Il passo avanti sull’orlo del baratro

Come volevasi dimostrare, la giunta regionale sarda rinuncia a trascinare lo stato italiano davanti al suo giudice naturale (la Corte Costituzionale) per farsi restituire il maltolto (le mancate entrate tributarie degli ultimi vent’anni). Con una serie di ragioni tra l’azzeccagarbugli e il ridicolo puro e semplice, Cappellacci e i suoi sodali si sono semplicemente riservati di chiedere lumi alla Consulta a proposito della sussistenza medesima della famigerata “vertenza entrate”. Ossia, si limiteranno a chiedere conferma di quanto sappiamo già da un pezzo, senza grandi conseguenze pratiche.

Uno spettacolo miserevole e mortificante che  ci da la dimensione del problema: la totale assenza di una classe politica degna di questo nome, l’inesistente senso di appartenenza e di responsabilità verso un territorio e una popolazione che, con la complicità dei mass media, si continua a egemonizzare in un sistema di deprivazione materiale e culturale.
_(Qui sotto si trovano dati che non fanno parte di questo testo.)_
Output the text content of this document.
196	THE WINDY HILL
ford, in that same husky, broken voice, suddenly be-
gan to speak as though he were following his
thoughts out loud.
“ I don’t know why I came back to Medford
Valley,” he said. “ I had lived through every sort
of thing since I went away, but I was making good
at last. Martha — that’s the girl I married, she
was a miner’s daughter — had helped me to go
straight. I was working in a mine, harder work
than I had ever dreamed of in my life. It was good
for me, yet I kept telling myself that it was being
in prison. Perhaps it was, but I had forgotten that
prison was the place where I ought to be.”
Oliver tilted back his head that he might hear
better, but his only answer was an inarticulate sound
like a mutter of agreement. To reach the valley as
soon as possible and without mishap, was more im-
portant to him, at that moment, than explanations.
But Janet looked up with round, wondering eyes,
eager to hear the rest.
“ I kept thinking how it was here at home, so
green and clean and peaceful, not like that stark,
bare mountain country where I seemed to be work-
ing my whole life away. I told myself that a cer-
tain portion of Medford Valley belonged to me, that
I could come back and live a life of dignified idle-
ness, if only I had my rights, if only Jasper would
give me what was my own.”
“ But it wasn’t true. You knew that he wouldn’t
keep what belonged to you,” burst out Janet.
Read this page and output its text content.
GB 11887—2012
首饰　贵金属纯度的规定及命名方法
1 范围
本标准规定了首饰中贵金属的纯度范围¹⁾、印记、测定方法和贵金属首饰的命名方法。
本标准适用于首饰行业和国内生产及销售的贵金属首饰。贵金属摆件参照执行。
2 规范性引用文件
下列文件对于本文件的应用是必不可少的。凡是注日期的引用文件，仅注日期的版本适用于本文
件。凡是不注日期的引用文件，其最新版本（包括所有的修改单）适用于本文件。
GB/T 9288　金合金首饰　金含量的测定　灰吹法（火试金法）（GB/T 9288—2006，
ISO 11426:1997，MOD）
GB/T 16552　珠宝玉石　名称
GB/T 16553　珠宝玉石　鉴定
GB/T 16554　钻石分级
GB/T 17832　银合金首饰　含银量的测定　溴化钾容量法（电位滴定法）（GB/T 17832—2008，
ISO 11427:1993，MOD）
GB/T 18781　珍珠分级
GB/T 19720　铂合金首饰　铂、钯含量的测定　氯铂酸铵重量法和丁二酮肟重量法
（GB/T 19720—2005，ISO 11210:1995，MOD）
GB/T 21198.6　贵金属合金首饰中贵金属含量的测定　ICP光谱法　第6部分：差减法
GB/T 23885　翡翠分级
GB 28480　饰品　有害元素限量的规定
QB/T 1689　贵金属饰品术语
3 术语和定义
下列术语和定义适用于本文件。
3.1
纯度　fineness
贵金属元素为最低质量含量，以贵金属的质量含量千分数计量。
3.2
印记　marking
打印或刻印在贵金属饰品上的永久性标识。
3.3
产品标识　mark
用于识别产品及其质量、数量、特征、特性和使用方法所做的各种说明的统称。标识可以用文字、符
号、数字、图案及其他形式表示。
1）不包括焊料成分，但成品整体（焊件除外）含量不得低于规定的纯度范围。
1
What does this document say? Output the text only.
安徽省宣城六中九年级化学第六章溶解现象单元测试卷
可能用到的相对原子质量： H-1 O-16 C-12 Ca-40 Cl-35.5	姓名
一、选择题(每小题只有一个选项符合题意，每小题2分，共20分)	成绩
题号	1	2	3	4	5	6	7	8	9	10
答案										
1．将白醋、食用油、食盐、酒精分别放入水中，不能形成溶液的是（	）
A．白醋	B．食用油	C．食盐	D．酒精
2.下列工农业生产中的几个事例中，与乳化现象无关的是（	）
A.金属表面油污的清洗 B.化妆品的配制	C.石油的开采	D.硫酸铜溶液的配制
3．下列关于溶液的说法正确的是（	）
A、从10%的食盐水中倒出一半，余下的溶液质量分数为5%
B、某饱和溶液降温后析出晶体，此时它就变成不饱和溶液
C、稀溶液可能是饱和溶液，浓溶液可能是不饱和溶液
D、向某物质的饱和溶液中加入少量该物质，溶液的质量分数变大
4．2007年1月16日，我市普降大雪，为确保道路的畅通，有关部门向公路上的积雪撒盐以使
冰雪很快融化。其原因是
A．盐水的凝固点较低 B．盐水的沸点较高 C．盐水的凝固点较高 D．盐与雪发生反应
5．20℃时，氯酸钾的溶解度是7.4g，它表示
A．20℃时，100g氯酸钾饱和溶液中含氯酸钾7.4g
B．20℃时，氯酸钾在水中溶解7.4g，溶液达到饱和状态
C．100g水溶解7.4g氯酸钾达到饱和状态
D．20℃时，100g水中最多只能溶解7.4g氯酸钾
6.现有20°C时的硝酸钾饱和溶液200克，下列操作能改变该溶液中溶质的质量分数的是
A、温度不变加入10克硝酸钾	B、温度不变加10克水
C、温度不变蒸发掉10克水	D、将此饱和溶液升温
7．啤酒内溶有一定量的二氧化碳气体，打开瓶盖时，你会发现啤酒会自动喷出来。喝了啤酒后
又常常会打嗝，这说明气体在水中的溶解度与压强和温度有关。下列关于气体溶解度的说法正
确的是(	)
A fronte di questo esito patetico, la cruda realtà. Prendo spunto da una nota riassuntiva di Lilli Pruna, in cui si traccia il quadro delle prospettive demografiche e sociali della Sardegna nei prossimi quarant’anni, per fare qualche considerazione. In quella sintesi si evince come l’impatto sula materialità della nostra esistenza delle politiche perseguite dai governi italiani e sardi degli ultimi decenni sia pesante e totalmente negativo. Questo è bene che lo riconosciamo. È necessario uno sguardo prospettico, storico, per comprendere la portata di queste dinamiche di fondo. Non è questione di schieramenti partitici. Sappiamo quanto in Sardegna la finta dialettica elettorale nasconda un sistema di interessi, collegamenti, clientele che prescindono totalmente da qualsiasi intendimento ideale, da qualsiasi visione generale della realtà.

La Sardegna ne emerge come una terra in via di progressivo impoverimento e di progressivo spopolamento. Qualcosa su queste due questioni l’avevo già detta, mettendole appunto in una prospettiva storica. A quanto pare nel frattempo non c’è stato alcun cambiamento di rotta. Tutt’altro, direi.

Perché sono da mettere in connessione la vertenza entrate e gli esiti dello studio riepilogato da Lilli Pruna? Be’, mi pare facile intuirlo. La Sardegna non è una terra povera di per sé. Già solo con le risorse finanziarie che le sarebbero spettate di diritto all’interno dell’ordinamento giuridico italiano (di suo non particolarmente favorevole agli interessi dell’Isola) molti problemi strutturali avrebbero potuto trovare una prima soluzione: dalle infrastrutture di base, agli investimenti nei settori produttivi locali, alla cura dei beni collettivi, ecc.

Perché, ad esempio, lamentare lo scippo dei mitici fondi FAS per la Sassari-Olbia (che intanto continua a aumentare il suo punteggio, nella classifica delle strade più mortali) quando quella maledetta strada si sarebbe potuta mettere a posto con una frazione minima della cifra che ci deve lo stato? Che senso ha lamentare la dissoluzione del sistema scolastico, nelle sue struttura fisiche, prima ancora che organizzative e didattiche, se poi non si fa nulla per avere le risorse necessarie a salvarlo? E vogliamo parlare della sanità? Dei servizi alla persona? Del patrimonio storico e ambientale?

La mancanza di cura si palesa in tutta la sua crudezza e insopportabile inerzia proprio nel confronto drammatico tra i dati a disposizione (opportunamente taciuti dal mainstream mediatico) e le scelte della politica. Mai come in questa fase è stata evidente la distanza tra necessità concrete, collettive e basilari, e la capacità politica di chi ci governa.

Il problema di fondo è che manca una classe dirigente degna di questo nome, così come latita una consapevolezza diffusa circa la nostra soggettività storica (tutti a commuoverci per lo spettacolo sciovinista di Benigni a Sanremo, noi italiani “speciali”!), manca un senso di appartenenza esplicito e cosciente alla nostra terra e alla nostra collettività. Lo sguardo è sempre perso verso l’orizzonte a est, il pensiero piegato sotto il peso di sindromi di subalternità e fatalismo.

O ce ne rendiamo conto e cominciamo ad assumerci la responsabilità di noi stessi, a partire dalle piccole cose e anche dalle scelte banalmente elettorali, o le peggiori previsioni statistiche non potranno che avverarsi.